Introdução
O presente artigo busca mostrar uma realidade brutal que acontece no nosso mundo contra mulheres e crianças, em as missões de paz realizadas pela Organização das Nações Unidas onde frequentemente acontecem abusos sexuais por parte dos soldados, mostrando as formas com que os Estados e a própria ONU buscam combater essa violência, a repercussão dentro da comunidade internacional e como condutas repulsivas como essa podem manchar a imagem de um trabalho que busca ajudar de forma humanitária lugares marcados por tragédias.
Sumário: 1- As operações de paz da ONU. 2- Os crimes sexuais. 3- Posicionamento da ONU. 4- Posicionamento dos Estados. 5- Conclusão. 6- Referências Bibliográficas.
1. Entendendo as operações de paz da ONU
A Organização define essas ações como sendo operações militares onde atuam forças externas ao país em tensão com o objetivo de promover trégua na região, para que os diplomatas possam estabelecer um acordo de paz. O país que recebe as tropas é o país que está em um conflito, e o que envia as tropas é o que está tentando estabelecer uma trégua contribuindo com suas forças militares internas, os agentes da paz são os militares cedidos ao país que está em conflito, pois a ONU não possui seus próprios militares, esses soldados estão diretamente subordinados ao comandante por ser a maior figura militar presente.
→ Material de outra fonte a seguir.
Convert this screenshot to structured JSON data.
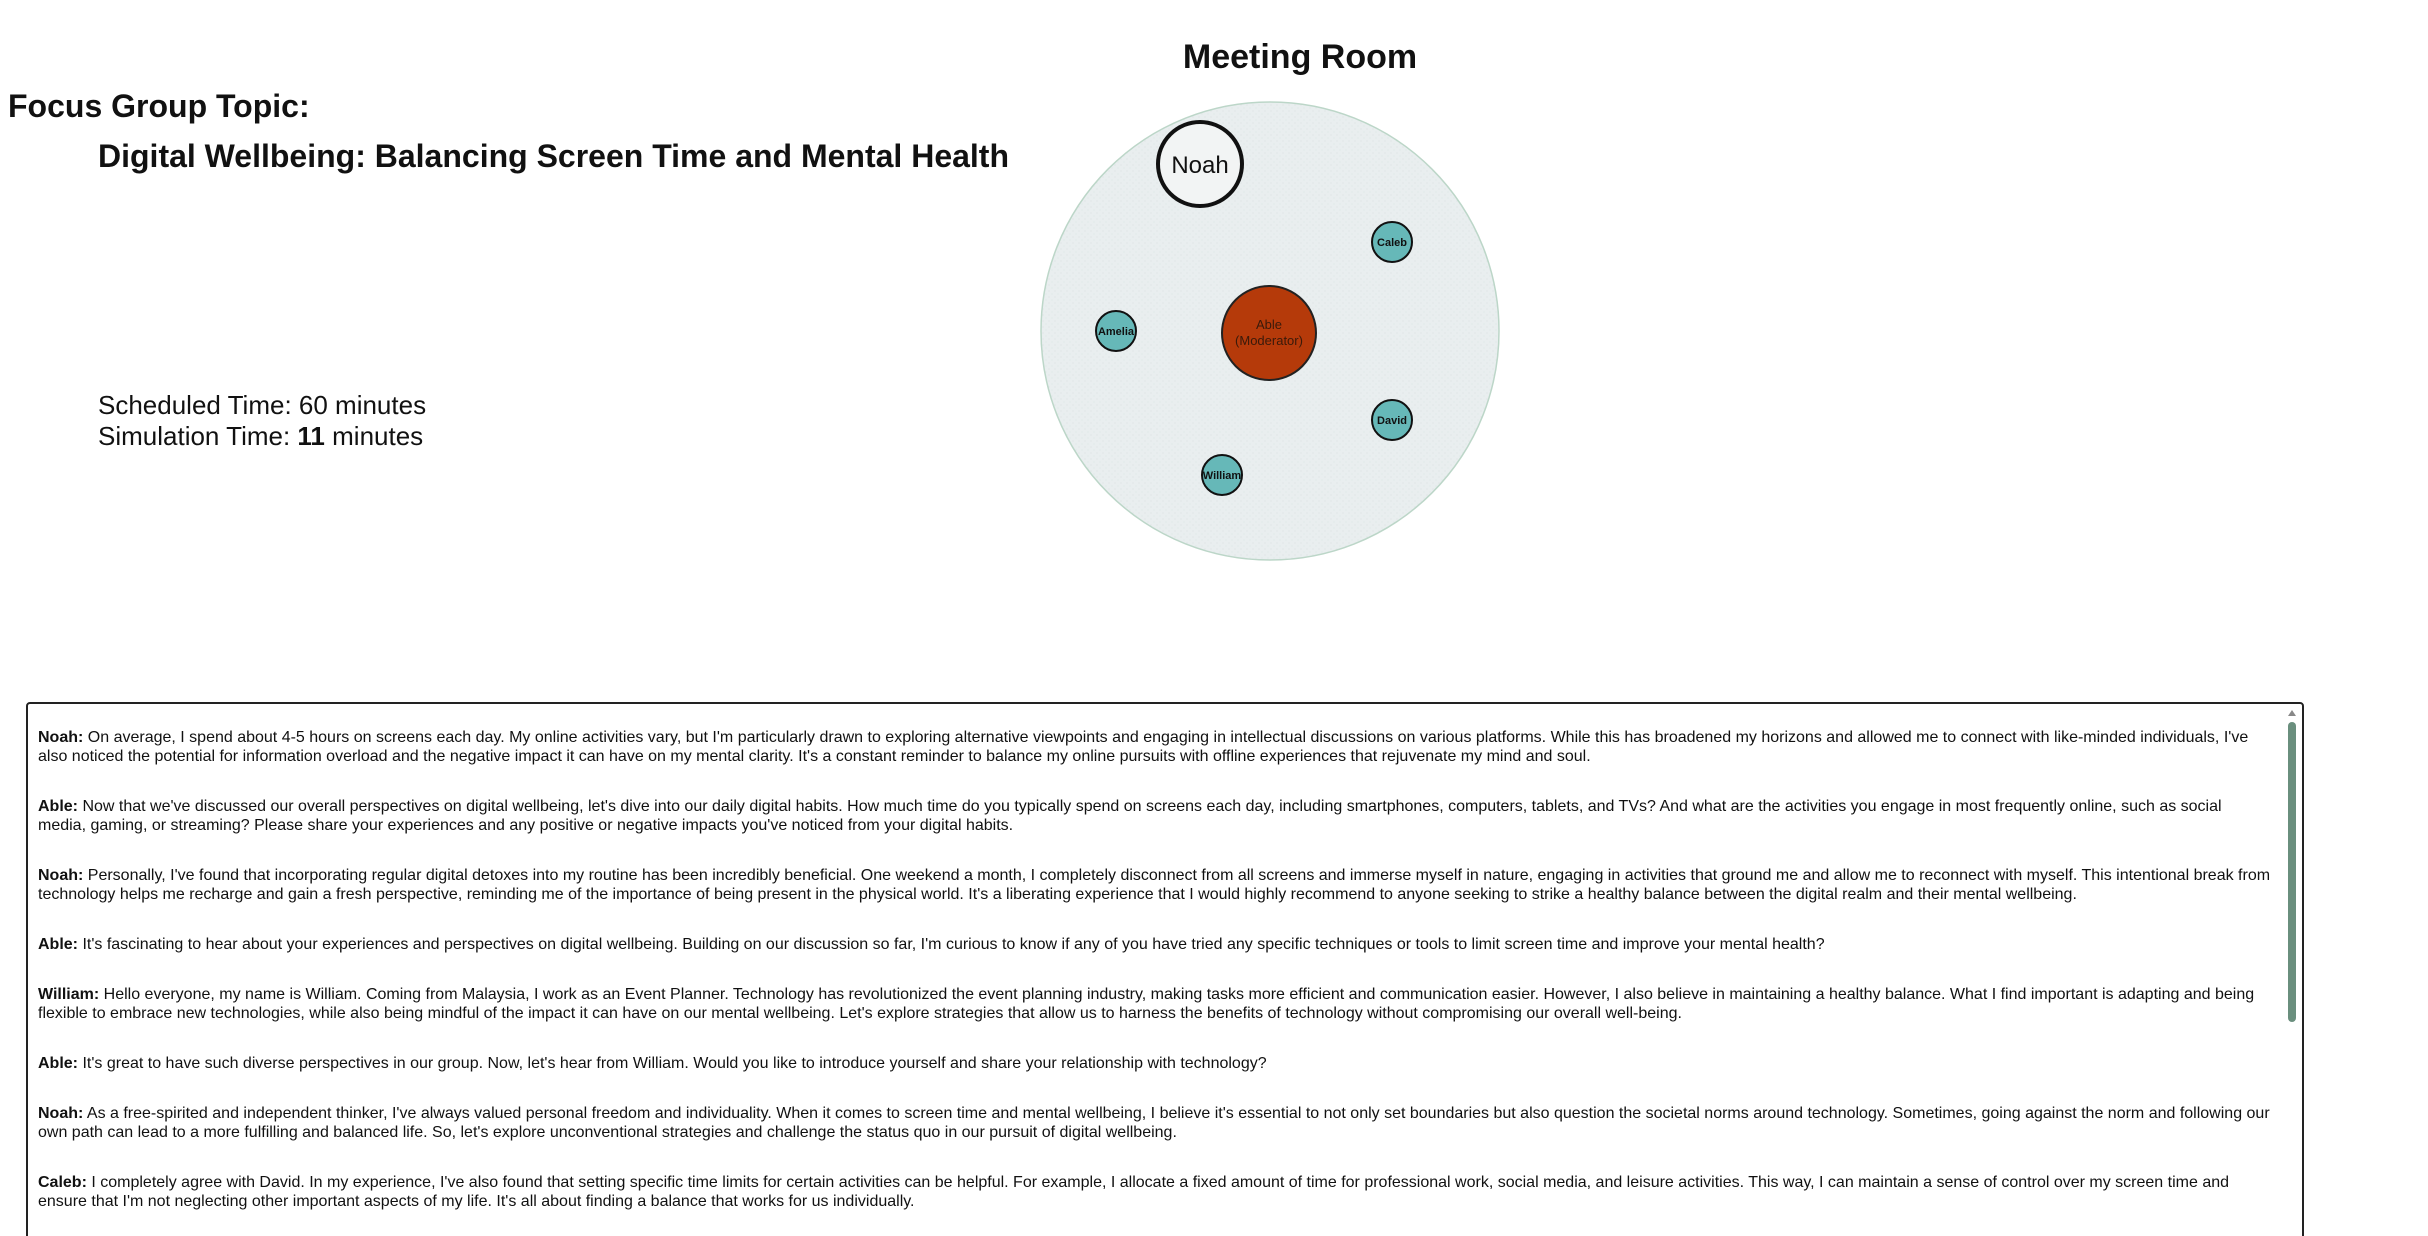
{
  "focus_group": {
    "heading": "Focus Group Topic:",
    "topic": "Digital Wellbeing: Balancing Screen Time and Mental Health",
    "scheduled_label": "Scheduled Time: ",
    "scheduled_value": "60 minutes",
    "simulation_label": "Simulation Time: ",
    "simulation_value": "11",
    "simulation_unit": " minutes"
  },
  "meeting_room": {
    "title": "Meeting Room",
    "moderator": {
      "name": "Able",
      "role": "(Moderator)",
      "color": "#b53a0a"
    },
    "participants": [
      {
        "name": "Noah",
        "speaking": true
      },
      {
        "name": "Caleb",
        "speaking": false
      },
      {
        "name": "Amelia",
        "speaking": false
      },
      {
        "name": "David",
        "speaking": false
      },
      {
        "name": "William",
        "speaking": false
      }
    ],
    "participant_color": "#66b8b8",
    "room_color": "#e9eeef"
  },
  "transcript": [
    {
      "speaker": "Noah:",
      "text": " On average, I spend about 4-5 hours on screens each day. My online activities vary, but I'm particularly drawn to exploring alternative viewpoints and engaging in intellectual discussions on various platforms. While this has broadened my horizons and allowed me to connect with like-minded individuals, I've also noticed the potential for information overload and the negative impact it can have on my mental clarity. It's a constant reminder to balance my online pursuits with offline experiences that rejuvenate my mind and soul."
    },
    {
      "speaker": "Able:",
      "text": " Now that we've discussed our overall perspectives on digital wellbeing, let's dive into our daily digital habits. How much time do you typically spend on screens each day, including smartphones, computers, tablets, and TVs? And what are the activities you engage in most frequently online, such as social media, gaming, or streaming? Please share your experiences and any positive or negative impacts you've noticed from your digital habits."
    },
    {
      "speaker": "Noah:",
      "text": " Personally, I've found that incorporating regular digital detoxes into my routine has been incredibly beneficial. One weekend a month, I completely disconnect from all screens and immerse myself in nature, engaging in activities that ground me and allow me to reconnect with myself. This intentional break from technology helps me recharge and gain a fresh perspective, reminding me of the importance of being present in the physical world. It's a liberating experience that I would highly recommend to anyone seeking to strike a healthy balance between the digital realm and their mental wellbeing."
    },
    {
      "speaker": "Able:",
      "text": " It's fascinating to hear about your experiences and perspectives on digital wellbeing. Building on our discussion so far, I'm curious to know if any of you have tried any specific techniques or tools to limit screen time and improve your mental health?"
    },
    {
      "speaker": "William:",
      "text": " Hello everyone, my name is William. Coming from Malaysia, I work as an Event Planner. Technology has revolutionized the event planning industry, making tasks more efficient and communication easier. However, I also believe in maintaining a healthy balance. What I find important is adapting and being flexible to embrace new technologies, while also being mindful of the impact it can have on our mental wellbeing. Let's explore strategies that allow us to harness the benefits of technology without compromising our overall well-being."
    },
    {
      "speaker": "Able:",
      "text": " It's great to have such diverse perspectives in our group. Now, let's hear from William. Would you like to introduce yourself and share your relationship with technology?"
    },
    {
      "speaker": "Noah:",
      "text": " As a free-spirited and independent thinker, I've always valued personal freedom and individuality. When it comes to screen time and mental wellbeing, I believe it's essential to not only set boundaries but also question the societal norms around technology. Sometimes, going against the norm and following our own path can lead to a more fulfilling and balanced life. So, let's explore unconventional strategies and challenge the status quo in our pursuit of digital wellbeing."
    },
    {
      "speaker": "Caleb:",
      "text": " I completely agree with David. In my experience, I've also found that setting specific time limits for certain activities can be helpful. For example, I allocate a fixed amount of time for professional work, social media, and leisure activities. This way, I can maintain a sense of control over my screen time and ensure that I'm not neglecting other important aspects of my life. It's all about finding a balance that works for us individually."
    }
  ]
}
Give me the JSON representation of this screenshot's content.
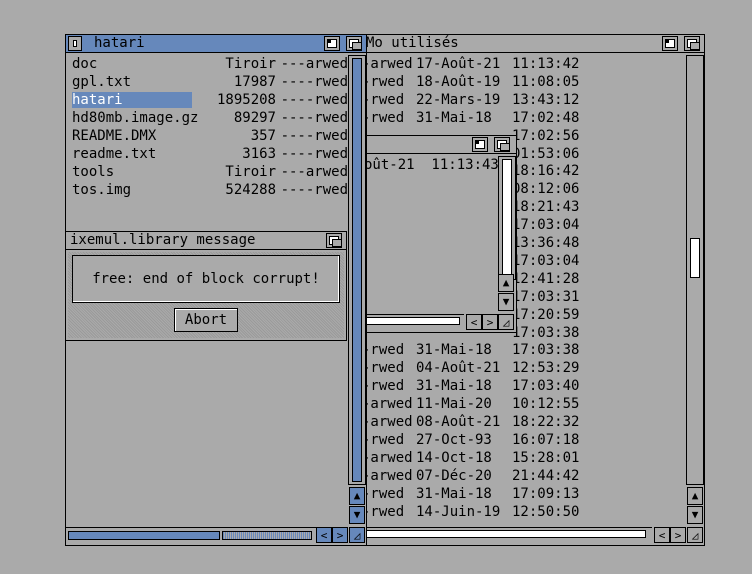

A missão é estabelecida através de documentos, como o Status of Force Agreement,¹ firmado pela ONU e pelo país em conflito, estabelece os termos da operação e os direitos e deveres dos envolvidos, outro documento que se destaca é o Memorandum of Understanding firmado pela ONU e pelo país que envia as tropas, estabelecendo termos financeiros e administrativos para governar a contribuição do pessoal, equipamentos e tudo mais que será utilizado na operação.²
- Documentos que regulam as missões de paz da ONU
- Glossário de Termos das Operações de Paz das Nações Unidas. Nova Iorque, 19962.
2. Os crimes sexuais
A exploração sexual é definida como qualquer tipo de tentativa ou de ato consumado de abuso, se aproveitando de um estado de vulnerabilidade, confiança ou status de poder com o intuito de obter favorecimento sexual, só em 2015 foram registrados 69 casos de abusos sexuais praticados por soldados de paz originários de 21 países, um índice inaceitável. Esses abusos começaram a ser relatados na década de 90, em missões de paz espalhadas por todo o mundo, o aumento das denúncias fez com que os países – membros passassem a pressionar a ONU para que esta tomasse uma posição junto aos próprios Estados para prevenir os abusos e punir os agentes, chegando ao ponto do Secretário Geral das Nações Unidas afirmar que o grande número de ocorrências era uma vergonha para a imagem da Organização. Com a investigação das denúncias, ficou comprovado que a maioria das mulheres e crianças que eram submetidas a essa violência o faziam em troca de água, comida e trabalho, no ano de 2014 foram registradas mais de 80 denúncias de abusos contra os soldados, em alguns casos crianças de faixa etária entre 7 e 12 anos relatam como foram forçadas a manter relações sexuais em troca de alimentos, algumas vezes os agentes a fim de disfarçar seus atos costumavam presentear as vítimas fazendo com que estas transmitissem a imagem de serem prostitutas, e que muitos desses abusos resultavam em gravidez, deixando a vítima desamparada. O relatório¹ feito pelo Príncipe Zeid da Jordânia², apresentava como maneira de prevenção desses crimes, a instalação de cortes marciais no país em conflito para fiscalizar os casos relatados, porém ficou comprovada a falta de recursos para lidar com a grande demanda. Acredita-se que os motivos que levam os agentes a cometerem esses abusos são, entre outros, machismo, sensação de impunidade, já que muitos afirmam que esta conduta faz parte da natureza masculina e que, portanto, não havia nada a ser feito, e a maior elevação econômica dos soldados em relação às vitimas dos conflitos, já que estes são geralmente instalados em lugares onde famílias sofreram grandes perdas e estão abaladas econômicas, física e emocionalmente.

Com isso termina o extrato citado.